The heatmap colour-codes retention strength so weak cohorts stand out. Click any cell to drill into the customers who made up that intersection.

Use cases:

  • Compare cohorts side by side — does August 2024 retain better than August 2023?
  • Spot the retention shelf — at which M+N does retention stabilise?
  • Validate marketing campaigns — does a cohort that signed up during a discount push retain at the same rate?

Assigns every customer to one of ten segments based on quintile scores across three axes:

  • Recency — how recently they ordered (lower = better).
  • Frequency — how often they ordered.
  • Monetary — how much they spent.

Each axis gets a score 1 (worst quintile) to 5 (best quintile).

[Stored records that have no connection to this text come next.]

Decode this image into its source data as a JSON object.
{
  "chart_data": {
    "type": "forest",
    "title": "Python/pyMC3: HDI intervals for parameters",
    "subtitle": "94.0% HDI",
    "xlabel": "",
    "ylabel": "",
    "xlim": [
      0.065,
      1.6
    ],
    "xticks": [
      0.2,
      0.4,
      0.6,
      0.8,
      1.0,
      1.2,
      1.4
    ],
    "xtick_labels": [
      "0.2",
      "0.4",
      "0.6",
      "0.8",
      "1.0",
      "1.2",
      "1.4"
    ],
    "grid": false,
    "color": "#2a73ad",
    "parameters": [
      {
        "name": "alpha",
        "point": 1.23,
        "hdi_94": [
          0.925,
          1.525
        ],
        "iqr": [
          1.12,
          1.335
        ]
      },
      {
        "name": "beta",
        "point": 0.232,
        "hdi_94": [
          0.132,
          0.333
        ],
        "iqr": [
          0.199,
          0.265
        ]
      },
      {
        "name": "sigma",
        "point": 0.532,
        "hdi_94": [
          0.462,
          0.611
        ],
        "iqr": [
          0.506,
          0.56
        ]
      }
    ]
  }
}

The combination maps to one of these segments:

SegmentDescription
ChampionsBought recently, often, and spent the most
Loyal customersHigh frequency, decent monetary
Potential loyalistsRecent, decent frequency — nurture them
New customersBought recently, low frequency
PromisingRecent first-time buyers with potential
Need attentionAbove-average recency / frequency / monetary, slipping
About to sleepBelow-average values, drifting
At riskSpent big and often but haven’t bought recently
Can’t lose themTop spenders who haven’t bought for a long time
HibernatingLowest scores across the board

The full breakdown of which RFM score combinations map to which segment is in RFM segments.

The report shows:

  • A heatmap with the R×F grid coloured by segment.
  • A segment summary table with customer count, total revenue and share per segment.
  • A drill-down table of customers in any selected segment.

Use cases:

  • Build email campaigns targeted at specific segments (e.g. discount push for “Can’t lose them”).
  • Track segment migration over time — are Champions becoming At risk?
  • Identify VIPs to onboard into a loyalty programme.